Video:How to Bottle Feed Premature Babieswith Danielle Lipke
Learning how to bottle feed premature babies is not as difficult as it may seem. Here, our expert explains how to bottle feed premature babies without too much trouble.See Transcript
Transcript:How to Bottle Feed Premature BabiesHi, I'm Danielle Lipke, one of the Pediatric Speech Pathologists here at The Bristol-Meyers Squibb Hospital at Robert Woods Johnson, talking to you for About.com.
Today, I'm going to talk to you about how to bottle feed a premature baby. So, just because a baby is premature doesn't mean that it can not be bottle fed. Generally what we need to see are certain skills that the baby has developed in order to initiate bottle feeding with them. What these skills would be are stable vitals. Your baby needs to show an interest in eating as well as be developmentally ready for it which generally occurs between 34 and 36 weeks, gestationally.
Generally, bottle feeding we initiate between 34 and 36, sometimes they're earlier with breast feeding, but between 32 and 34 weeks. So, one of the things that we see a lot with infants that are premature is the development of their suckle, swallow, breathe coordination. Now infants need to have a good suck, swallow, breathe coordination in order to eat a bottle safely. So they suck, they swallow, they breathe, they suck, they swallow, they breathe.
And, generally, infants, who are younger then 32–34 weeks don't have that ability to regulate themselves -- to suck, swallow, breathe –- suck, swallow, breathe. And a lot of the time we'll see that they suck, swallow, suck, swallow, suck, swallow, suck, swallow. And they'll forget to take their breath. And so what we have to do is to pace their baby.
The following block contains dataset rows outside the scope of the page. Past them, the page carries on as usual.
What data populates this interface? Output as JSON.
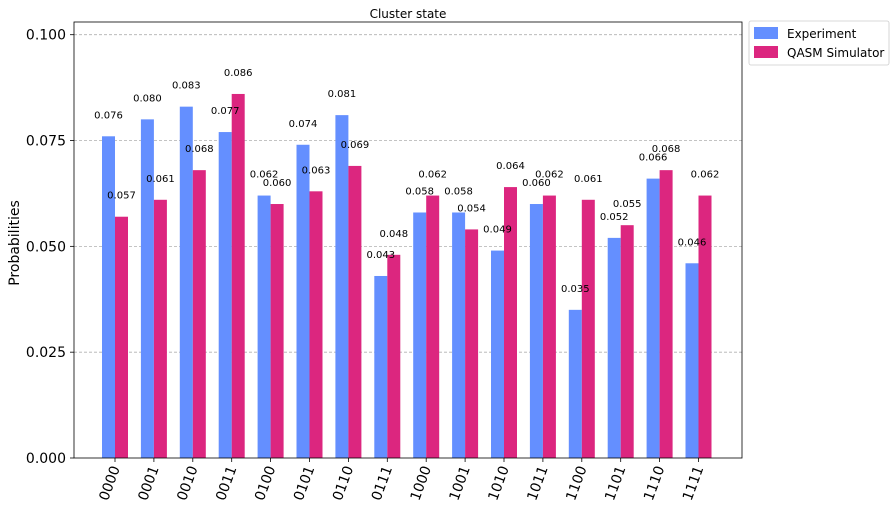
{
  "chart_data": {
    "type": "bar",
    "title": "Cluster state",
    "xlabel": "",
    "ylabel": "Probabilities",
    "ylim": [
      0,
      0.103
    ],
    "yticks": [
      "0.000",
      "0.025",
      "0.050",
      "0.075",
      "0.100"
    ],
    "ytick_values": [
      0,
      0.025,
      0.05,
      0.075,
      0.1
    ],
    "grid": true,
    "legend_position": "outside-top-right",
    "categories": [
      "0000",
      "0001",
      "0010",
      "0011",
      "0100",
      "0101",
      "0110",
      "0111",
      "1000",
      "1001",
      "1010",
      "1011",
      "1100",
      "1101",
      "1110",
      "1111"
    ],
    "series": [
      {
        "name": "Experiment",
        "color": "#648fff",
        "values": [
          0.076,
          0.08,
          0.083,
          0.077,
          0.062,
          0.074,
          0.081,
          0.043,
          0.058,
          0.058,
          0.049,
          0.06,
          0.035,
          0.052,
          0.066,
          0.046
        ],
        "labels": [
          "0.076",
          "0.080",
          "0.083",
          "0.077",
          "0.062",
          "0.074",
          "0.081",
          "0.043",
          "0.058",
          "0.058",
          "0.049",
          "0.060",
          "0.035",
          "0.052",
          "0.066",
          "0.046"
        ]
      },
      {
        "name": "QASM Simulator",
        "color": "#dc267f",
        "values": [
          0.057,
          0.061,
          0.068,
          0.086,
          0.06,
          0.063,
          0.069,
          0.048,
          0.062,
          0.054,
          0.064,
          0.062,
          0.061,
          0.055,
          0.068,
          0.062
        ],
        "labels": [
          "0.057",
          "0.061",
          "0.068",
          "0.086",
          "0.060",
          "0.063",
          "0.069",
          "0.048",
          "0.062",
          "0.054",
          "0.064",
          "0.062",
          "0.061",
          "0.055",
          "0.068",
          "0.062"
        ]
      }
    ]
  }
}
Instructions to Bottle Feed a Premature BabySo an infant who has difficulty in coordinating their sucking and swallowing breathing. So what we would do is let your baby suck, suck, suck. You tilt your baby down and bring the bottle up. So they can take a breath and then you let them do that again. Suck, suck, suck, tilt the bottle down. Bring your baby up.
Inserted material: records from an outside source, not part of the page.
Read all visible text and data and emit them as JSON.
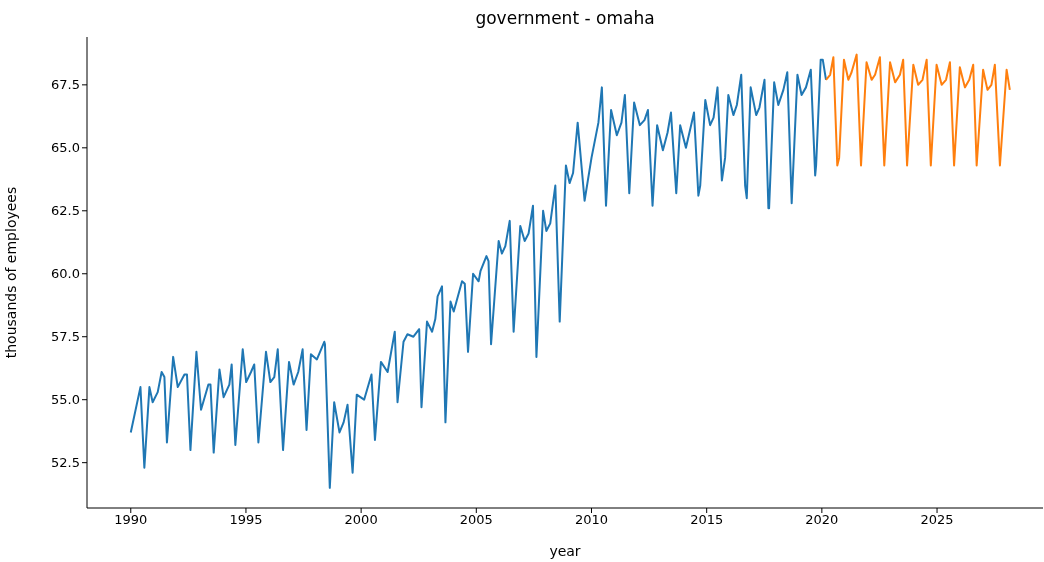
{
  "chart_data": {
    "type": "line",
    "title": "government - omaha",
    "xlabel": "year",
    "ylabel": "thousands of employees",
    "xlim": [
      1988.1,
      2029.6
    ],
    "xticks": [
      1990,
      1995,
      2000,
      2005,
      2010,
      2015,
      2020,
      2025
    ],
    "ylim": [
      50.7,
      69.4
    ],
    "yticks": [
      {
        "value": 52.5,
        "label": "52.5"
      },
      {
        "value": 55,
        "label": "55.0"
      },
      {
        "value": 57.5,
        "label": "57.5"
      },
      {
        "value": 60,
        "label": "60.0"
      },
      {
        "value": 62.5,
        "label": "62.5"
      },
      {
        "value": 65,
        "label": "65.0"
      },
      {
        "value": 67.5,
        "label": "67.5"
      }
    ],
    "grid": false,
    "marker": "none",
    "line_style": "solid",
    "series": [
      {
        "color": "#1f77b4",
        "x": [
          1990.0,
          1990.42,
          1990.59,
          1990.81,
          1990.95,
          1991.17,
          1991.34,
          1991.46,
          1991.57,
          1991.84,
          1992.04,
          1992.33,
          1992.44,
          1992.59,
          1992.85,
          1993.05,
          1993.37,
          1993.46,
          1993.6,
          1993.85,
          1994.03,
          1994.28,
          1994.38,
          1994.54,
          1994.86,
          1995.01,
          1995.22,
          1995.36,
          1995.54,
          1995.87,
          1996.06,
          1996.23,
          1996.38,
          1996.61,
          1996.87,
          1997.07,
          1997.27,
          1997.46,
          1997.63,
          1997.82,
          1998.08,
          1998.4,
          1998.43,
          1998.64,
          1998.83,
          1999.06,
          1999.24,
          1999.41,
          1999.63,
          1999.81,
          2000.13,
          2000.45,
          2000.6,
          2000.86,
          2001.15,
          2001.46,
          2001.58,
          2001.84,
          2002.01,
          2002.27,
          2002.52,
          2002.62,
          2002.86,
          2003.08,
          2003.22,
          2003.32,
          2003.51,
          2003.66,
          2003.88,
          2004.02,
          2004.38,
          2004.5,
          2004.64,
          2004.86,
          2005.1,
          2005.18,
          2005.44,
          2005.53,
          2005.64,
          2005.97,
          2006.11,
          2006.26,
          2006.45,
          2006.62,
          2006.91,
          2007.1,
          2007.27,
          2007.46,
          2007.61,
          2007.9,
          2008.04,
          2008.21,
          2008.43,
          2008.62,
          2008.89,
          2009.05,
          2009.2,
          2009.4,
          2009.7,
          2010.0,
          2010.3,
          2010.45,
          2010.63,
          2010.85,
          2011.1,
          2011.3,
          2011.45,
          2011.64,
          2011.85,
          2012.1,
          2012.3,
          2012.45,
          2012.65,
          2012.85,
          2013.1,
          2013.3,
          2013.45,
          2013.68,
          2013.85,
          2014.1,
          2014.3,
          2014.45,
          2014.64,
          2014.72,
          2014.94,
          2015.15,
          2015.3,
          2015.47,
          2015.66,
          2015.8,
          2015.94,
          2016.16,
          2016.31,
          2016.5,
          2016.67,
          2016.74,
          2016.91,
          2017.15,
          2017.29,
          2017.51,
          2017.68,
          2017.71,
          2017.93,
          2018.11,
          2018.33,
          2018.5,
          2018.69,
          2018.94,
          2019.12,
          2019.31,
          2019.52,
          2019.71,
          2019.75,
          2019.95,
          2020.04,
          2020.18
        ],
        "values": [
          53.7,
          55.5,
          52.3,
          55.5,
          54.9,
          55.3,
          56.1,
          55.9,
          53.3,
          56.7,
          55.5,
          56.0,
          56.0,
          53.0,
          56.9,
          54.6,
          55.6,
          55.6,
          52.9,
          56.2,
          55.1,
          55.6,
          56.4,
          53.2,
          57.0,
          55.7,
          56.1,
          56.4,
          53.3,
          56.9,
          55.7,
          55.9,
          57.0,
          53.0,
          56.5,
          55.6,
          56.1,
          57.0,
          53.8,
          56.8,
          56.6,
          57.3,
          57.2,
          51.5,
          54.9,
          53.7,
          54.1,
          54.8,
          52.1,
          55.2,
          55.0,
          56.0,
          53.4,
          56.5,
          56.1,
          57.7,
          54.9,
          57.3,
          57.6,
          57.5,
          57.8,
          54.7,
          58.1,
          57.7,
          58.2,
          59.1,
          59.5,
          54.1,
          58.9,
          58.5,
          59.7,
          59.6,
          56.9,
          60.0,
          59.7,
          60.1,
          60.7,
          60.5,
          57.2,
          61.3,
          60.8,
          61.1,
          62.1,
          57.7,
          61.9,
          61.3,
          61.6,
          62.7,
          56.7,
          62.5,
          61.7,
          62.0,
          63.5,
          58.1,
          64.3,
          63.6,
          64.0,
          66.0,
          62.9,
          64.6,
          66.0,
          67.4,
          62.7,
          66.5,
          65.5,
          66.0,
          67.1,
          63.2,
          66.8,
          65.9,
          66.1,
          66.5,
          62.7,
          65.9,
          64.9,
          65.6,
          66.4,
          63.2,
          65.9,
          65.0,
          65.8,
          66.4,
          63.1,
          63.5,
          66.9,
          65.9,
          66.2,
          67.4,
          63.7,
          64.6,
          67.1,
          66.3,
          66.7,
          67.9,
          63.5,
          63.0,
          67.4,
          66.3,
          66.6,
          67.7,
          62.6,
          62.6,
          67.6,
          66.7,
          67.3,
          68.0,
          62.8,
          67.9,
          67.1,
          67.4,
          68.1,
          63.9,
          64.3,
          68.5,
          68.5,
          67.7
        ]
      },
      {
        "color": "#ff7f0e",
        "x": [
          2020.18,
          2020.36,
          2020.5,
          2020.67,
          2020.75,
          2020.96,
          2021.15,
          2021.29,
          2021.51,
          2021.7,
          2021.94,
          2022.16,
          2022.31,
          2022.52,
          2022.71,
          2022.96,
          2023.18,
          2023.39,
          2023.53,
          2023.7,
          2023.97,
          2024.18,
          2024.37,
          2024.55,
          2024.73,
          2024.98,
          2025.2,
          2025.39,
          2025.56,
          2025.74,
          2025.99,
          2026.21,
          2026.4,
          2026.57,
          2026.72,
          2027.0,
          2027.19,
          2027.36,
          2027.51,
          2027.73,
          2028.02,
          2028.16
        ],
        "values": [
          67.7,
          67.9,
          68.6,
          64.3,
          64.6,
          68.5,
          67.7,
          68.0,
          68.7,
          64.3,
          68.4,
          67.7,
          67.9,
          68.6,
          64.3,
          68.4,
          67.6,
          67.9,
          68.5,
          64.3,
          68.3,
          67.5,
          67.7,
          68.5,
          64.3,
          68.3,
          67.5,
          67.7,
          68.4,
          64.3,
          68.2,
          67.4,
          67.7,
          68.3,
          64.3,
          68.1,
          67.3,
          67.5,
          68.3,
          64.3,
          68.1,
          67.3
        ]
      }
    ]
  }
}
You would have to assess how much your baby can tolerate sucking and swallowing before they have a lot of issues. A lot of babies who have a lot of problems sucking, swallowing and breathing will have episodes of difficulty breathing and their heart rate will drop. Then they can have oxygenation problems too. So that's an important thing to do.
This is just a regular standard nipple. This is just a regular nipple. It has one hole in it. It's nice and soft and pliable. It's made of rubber. These you can buy commercially anywhere. We usually try to start with a standard nipple for a baby. These kind of drip a little bit if you put liquid in them. They're harder for the babies to control. They have a faster flow of liquid.
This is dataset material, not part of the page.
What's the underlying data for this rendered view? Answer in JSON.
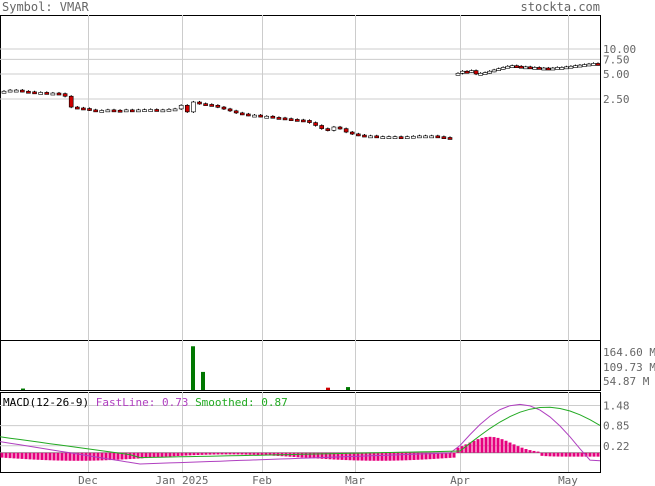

So, then, sometimes what we'll do if the baby has a hard time controlling a large sip with the regular nipple –- we can use, this is a Mead Johnson slow-flow nipple. And this nipple is a little bit harder and it has a smaller hole in it so it doesn't leak as much.
So, when the babies, when they use this nipple, it's harder for them to compress on the nipple because it's a little bit stiffer and there's a smaller hole, so they have less liquid come out from it. So, it gives them a little bit of a slower flow which is easier for them to handle.
But, if you're noticing that your baby is having a hard time feeding I would recommend that you ask your doctor for a consult for a feeding evaluation with a speech pathologist.